Yönetim, Çin'in lehine işler yapmakla suçladığı Dünya Ticaret Örgütü ve Dünya Sağlık Örgütünden de çekilme tehdidinde bulundu. Trump, bazı ülkelerin anlaşma üzerinden ABD'ye karşı avantaj sağladığı gerekçesiyle Çin dahil 11 pasifik ülkesi ile imzalanan Trans-Pasifik Ticaret Anlaşmasından da çekilme kararı aldı.
Bu anlaşmalar uluslararası güvenlikle doğrudan ilişkili olmasalar da uluslararası iş birliğini esas aldıklarından dolaylı olarak uluslararası güvenliğe katkı sağlıyordu.

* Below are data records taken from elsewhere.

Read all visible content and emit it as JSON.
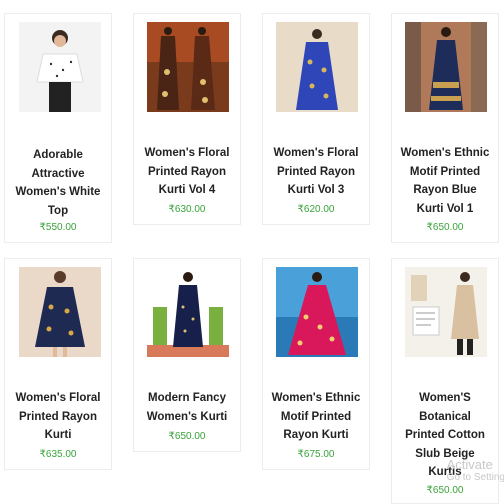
{
  "products": [
    {
      "title": [
        "Adorable",
        "Attractive",
        "Women's White",
        "Top"
      ],
      "price": "₹550.00",
      "image_alt": "white-top-photo"
    },
    {
      "title": [
        "Women's Floral",
        "Printed Rayon",
        "Kurti Vol 4"
      ],
      "price": "₹630.00",
      "image_alt": "floral-kurti-vol4-photo"
    },
    {
      "title": [
        "Women's Floral",
        "Printed Rayon",
        "Kurti Vol 3"
      ],
      "price": "₹620.00",
      "image_alt": "floral-kurti-vol3-photo"
    },
    {
      "title": [
        "Women's Ethnic",
        "Motif Printed",
        "Rayon Blue",
        "Kurti Vol 1"
      ],
      "price": "₹650.00",
      "image_alt": "blue-kurti-vol1-photo"
    },
    {
      "title": [
        "Women's Floral",
        "Printed Rayon",
        "Kurti"
      ],
      "price": "₹635.00",
      "image_alt": "floral-kurti-photo"
    },
    {
      "title": [
        "Modern Fancy",
        "Women's Kurti"
      ],
      "price": "₹650.00",
      "image_alt": "modern-fancy-kurti-photo"
    },
    {
      "title": [
        "Women's Ethnic",
        "Motif Printed",
        "Rayon Kurti"
      ],
      "price": "₹675.00",
      "image_alt": "ethnic-rayon-kurti-photo"
    },
    {
      "title": [
        "Women'S",
        "Botanical",
        "Printed Cotton",
        "Slub Beige",
        "Kurtis"
      ],
      "price": "₹650.00",
      "image_alt": "botanical-beige-kurti-photo"
    }
  ],
  "watermark": {
    "line1": "Activate",
    "line2": "Go to Settings"
  },
  "colors": {
    "price": "#3aa33a",
    "border": "#ececec"
  }
}
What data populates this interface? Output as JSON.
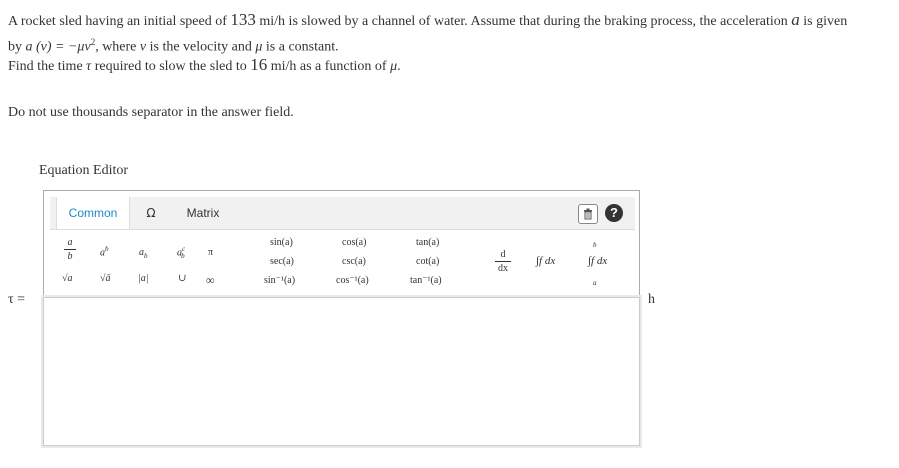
{
  "question": {
    "line1_a": "A rocket sled having an initial speed of ",
    "line1_speed": "133",
    "line1_b": " mi/h is slowed by a channel of water. Assume that during the braking process, the acceleration ",
    "line1_var": "a",
    "line1_c": " is given",
    "line2_a": "by ",
    "line2_eq": "a (v) = −μv",
    "line2_sup": "2",
    "line2_b": ", where ",
    "line2_v": "v",
    "line2_c": " is the velocity and ",
    "line2_mu": "μ",
    "line2_d": " is a constant.",
    "line3_a": "Find the time ",
    "line3_tau": "τ",
    "line3_b": " required to slow the sled to ",
    "line3_speed": "16",
    "line3_c": " mi/h as a function of ",
    "line3_mu": "μ",
    "line3_d": ".",
    "note": "Do not use thousands separator in the answer field."
  },
  "editor": {
    "title": "Equation Editor",
    "tabs": [
      "Common",
      "Ω",
      "Matrix"
    ],
    "active_tab": "Common",
    "accent_color": "#1a8cc5",
    "trash_icon": "trash-icon",
    "help_icon": "question-icon",
    "help_glyph": "?",
    "symbols": {
      "power": "a",
      "power_sup": "b",
      "subscript": "a",
      "subscript_sub": "b",
      "subsup": "a",
      "subsup_sup": "c",
      "subsup_sub": "b",
      "pi": "π",
      "sqrt": "√a",
      "nthroot": "√ā",
      "abs": "|a|",
      "union": "∪",
      "infinity": "∞",
      "frac_num": "a",
      "frac_den": "b",
      "deriv_num": "d",
      "deriv_den": "dx",
      "integral": "∫f dx",
      "definite_integral": "∫f dx",
      "int_upper": "b",
      "int_lower": "a"
    },
    "trig": [
      [
        "sin(a)",
        "cos(a)",
        "tan(a)"
      ],
      [
        "sec(a)",
        "csc(a)",
        "cot(a)"
      ],
      [
        "sin⁻¹(a)",
        "cos⁻¹(a)",
        "tan⁻¹(a)"
      ]
    ]
  },
  "answer": {
    "label": "τ =",
    "value": "",
    "unit": "h"
  }
}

Trump'ın çekildiği ve uluslararası güvenlikle dolaylı olarak ilintili olan diğer bir uluslararası anlaşma ise Paris İklim Anlaşması oldu. Anlaşmanın, "iklim değişikliğiyle mücadeleyi değil, diğer ülkelerin ABD'ye karşı ekonomik avantaj elde etmesini amaçladığını" savunan Trump, Haziran 2017'de anlaşmadan çekileceğini açıkladı.
Trump, selefi Barack Obama'nın destekçisi olduğu, hatta müzakerelerinde liderlik ettiği anlaşmanın Amerikan ekonomisinde 3 trilyon dolar ve 6,5 milyon istihdam kaybına yol açacağını iddia etmişti.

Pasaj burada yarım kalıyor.